My Invisible Exile

"I'm on the outside, looking inside. What do I see?"

Nothing.

It's hardly visible, but I am an outsider in a very significant way. I am almost completely incapable of relating to people. My emotions are vague, dull, and escape any attempts at categorization or communication. If you ask me how I feel, I'd tell you "I don't know". I can't express myself. I play music, and I write, but I can't quite express anything. Consequently, I also have very few opinions on anything, few cares, worries, passions, hobbies. I don't really have an identity, I couldn't describe to you what it is that makes me who I am. It makes me feel a little retarded being completely clueless like this. It makes me feel lost. I know the basic social codes, like not lying or cheating, or killing, the little things by which I can cruise just under the radar.

But that's not all. Not only is it difficult if not impossible to communicate my own emotions to others, it's even worse going the other way. I can't empathize with people, I can't imagine what it's like to experience the world through their eyes, to feel the way they do. Any emotion on their part, be it anger, joy, sadness, pride, grief, determination, confusion, lust, apprehension, whatever, I just get uncomfortable because I don't know what's going on. These are just words to me. I don't FEEL them. When they talk to me about their feelings, I know people expect me to give a little too, to reciprocate a little, to offer advice or something. But I'm sorry everyone, I can't. I feel like everything in this world is a curtain concealing an infinitely expansive and dense fog: love, loss, pain, salvation, adversity, life, death, it's all a pale shade, all lost in the fog, all equally meaningless to me. I am an observer from another world, a spectator just here to watch but not to experience, like a trip to the aquarium. "What are the octopi thinking about?" "I don't know, but they look pissed". I am inescapably secluded from my fellow human being. I feel like I will forever be incapable of relating to people, incapable of marriage, children, love, loss, all those things that normies feel. This fear on my part has led me to construct an elaborate frame of ethics around me, to provide a safe-guard from the darkness that lurks beneath my skin. I am a vegetarian, I am training to be a therapist, I spend as much time with family as I can, I act as nice as a saint, never passing judgment on others, I refuse to lie. But that's the thing... it's all a big lie, to others, and to myself. I don't want them to see what I am, and I have a desperate hope that this veneer of morality will act as behavioural therapy, making me truly good. I am not good, I am not bad. I am not the Anti-Christ. I am worse: I am nothing. The perfect nihilist.

I fear death, not my own, but others' deaths. Soon family and friends will pass, and I will have to attend their funerals. I picture my stoic face amongst tears, and I will be irrevocably revealed to the world for the fake I am, to all those closest to me.

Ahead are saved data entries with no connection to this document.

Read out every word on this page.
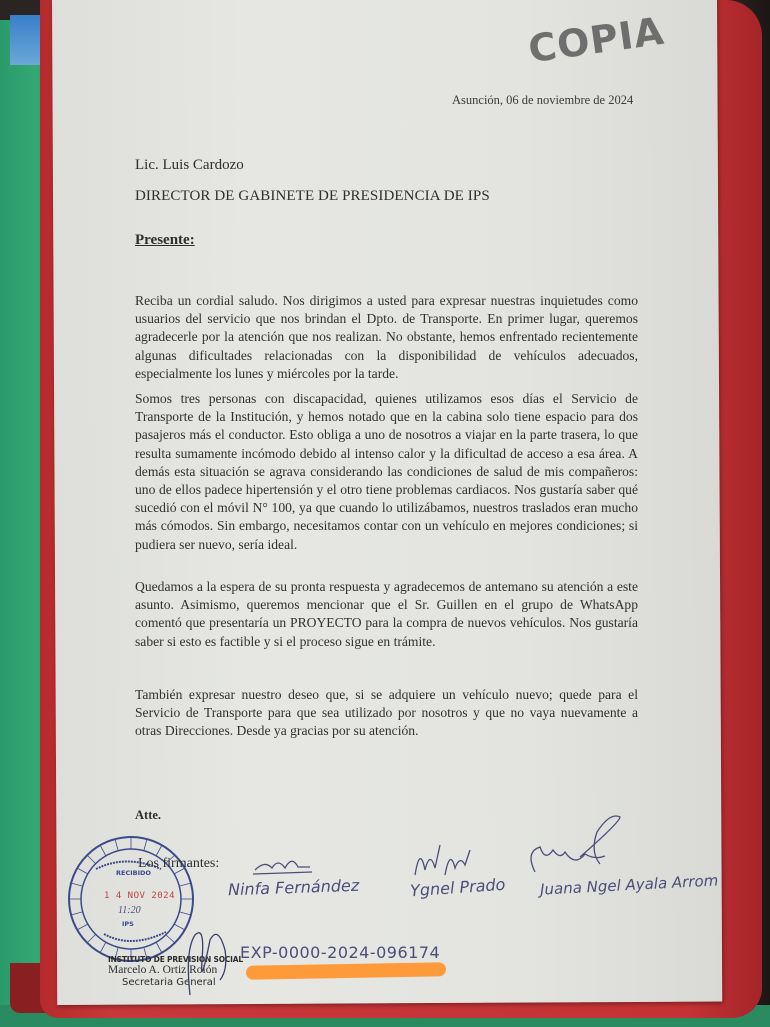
COPIA
Asunción, 06 de noviembre de 2024
Lic. Luis Cardozo
DIRECTOR DE GABINETE DE PRESIDENCIA DE IPS
Presente:
Reciba un cordial saludo. Nos dirigimos a usted para expresar nuestras inquietudes como usuarios del servicio que nos brindan el Dpto. de Transporte. En primer lugar, queremos agradecerle por la atención que nos realizan. No obstante, hemos enfrentado recientemente algunas dificultades relacionadas con la disponibilidad de vehículos adecuados, especialmente los lunes y miércoles por la tarde.
Somos tres personas con discapacidad, quienes utilizamos esos días el Servicio de Transporte de la Institución, y hemos notado que en la cabina solo tiene espacio para dos pasajeros más el conductor. Esto obliga a uno de nosotros a viajar en la parte trasera, lo que resulta sumamente incómodo debido al intenso calor y la dificultad de acceso a esa área. A demás esta situación se agrava considerando las condiciones de salud de mis compañeros: uno de ellos padece hipertensión y el otro tiene problemas cardiacos. Nos gustaría saber qué sucedió con el móvil N° 100, ya que cuando lo utilizábamos, nuestros traslados eran mucho más cómodos. Sin embargo, necesitamos contar con un vehículo en mejores condiciones; si pudiera ser nuevo, sería ideal.
Quedamos a la espera de su pronta respuesta y agradecemos de antemano su atención a este asunto. Asimismo, queremos mencionar que el Sr. Guillen en el grupo de WhatsApp comentó que presentaría un PROYECTO para la compra de nuevos vehículos. Nos gustaría saber si esto es factible y si el proceso sigue en trámite.
También expresar nuestro deseo que, si se adquiere un vehículo nuevo; quede para el Servicio de Transporte para que sea utilizado por nosotros y que no vaya nuevamente a otras Direcciones. Desde ya gracias por su atención.
Atte.
RECIBIDO
1 4 NOV 2024
11:20
IPS
Los firmantes:
Ninfa Fernández	Ygnel Prado Juana Ngel Ayala Arrom
EXP-0000-2024-096174
INSTITUTO DE PREVISION SOCIAL
Marcelo A. Ortiz Rolón
Secretaria General
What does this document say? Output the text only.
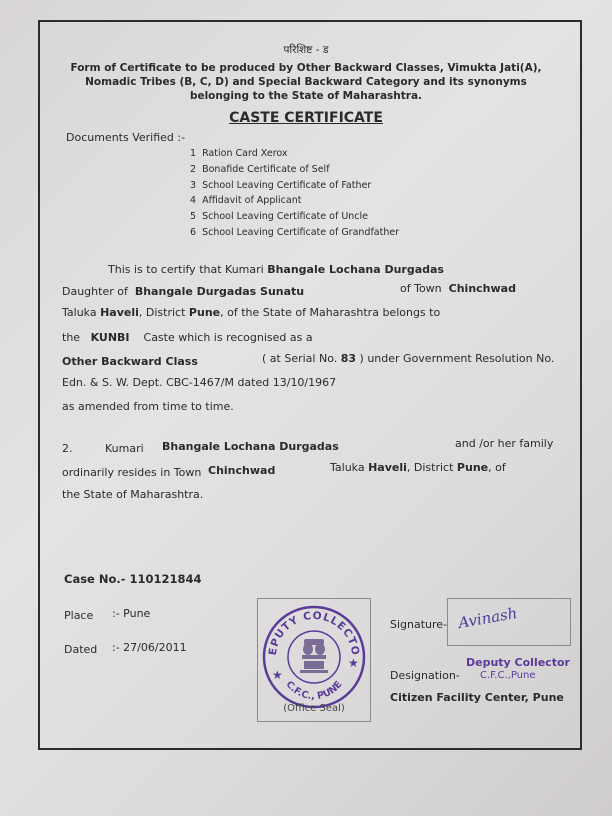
परिशिष्ट - ड
Form of Certificate to be produced by Other Backward Classes, Vimukta Jati(A),
Nomadic Tribes (B, C, D) and Special Backward Category and its synonyms
belonging to the State of Maharashtra.
CASTE CERTIFICATE
Documents Verified :-
1 Ration Card Xerox
2 Bonafide Certificate of Self
3 School Leaving Certificate of Father
4 Affidavit of Applicant
5 School Leaving Certificate of Uncle
6 School Leaving Certificate of Grandfather
This is to certify that Kumari Bhangale Lochana Durgadas
Daughter of Bhangale Durgadas Sunatu	of Town Chinchwad
Taluka Haveli, District Pune, of the State of Maharashtra belongs to
the KUNBI Caste which is recognised as a
Other Backward Class	( at Serial No. 83 ) under Government Resolution No.
Edn. & S. W. Dept. CBC-1467/M dated 13/10/1967
as amended from time to time.
2.	Kumari Bhangale Lochana Durgadas	and /or her family
ordinarily resides in Town Chinchwad	Taluka Haveli, District Pune, of
the State of Maharashtra.
Case No.- 110121844
Place :- Pune
Dated :- 27/06/2011	EPUTY COLLECTO
C.F.C., PUNE
★
★
(Office Seal)
Signature- Avinash
Deputy Collector
C.F.C.,Pune
Designation-
Citizen Facility Center, Pune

I don't want anyone to see me for what I am, because I know I'd be seen as incomprehinsible, alien, untrustworthy, dangerous even. They wouldn't understand me. My exile would be complete. I know this because people already sense this about me, that there is something a bit off. I sense a deep, visceral revulsion on the part of others. They despise me and aren't consciously aware of it. They just know to avoid, instinctively. The story of my social life.

Regular weirdos have other weirdos. I have no one. I am innate, cold, a rock. I want nothing more than to melt seemlessly into others, to experience the full range of the emotional spectrum. I want to taste, hear, touch, see, smell, FEEL. I have this fleeting hope things will get better, or more likely, I will find others like me, who will accept me for the monstrous anti-human I am.

Let me finish by expressing my envy to all the insiders and outsiders alike who have the luxury of feeling, especially empathy. Consider yourselves lucky!
deleted deleted
26-30
3 Responses Aug 13, 2010

maybe the person who saved it was meaning for you to find it again. I'm glad to have read it.

I wrote this ages ago... and deleted it because I didn't think it was very good. Why is it here under some else's account?

You are hardly a "monstrous anti-human." And you aren't nothing, either. I don't understand what you're going through, but you are a good person, doing the right things in life as best as you can, and that counts for something. It counts for a lot actually. Some of those people who are very emotional can be also very damaging to other people. I know 'cause I live with some. And I am a sensitive person, and you don't know how many times I've wished that I didn't feel anything. However, I do have empathy, and for that I am grateful. Take care of yourself, and be the best you can be.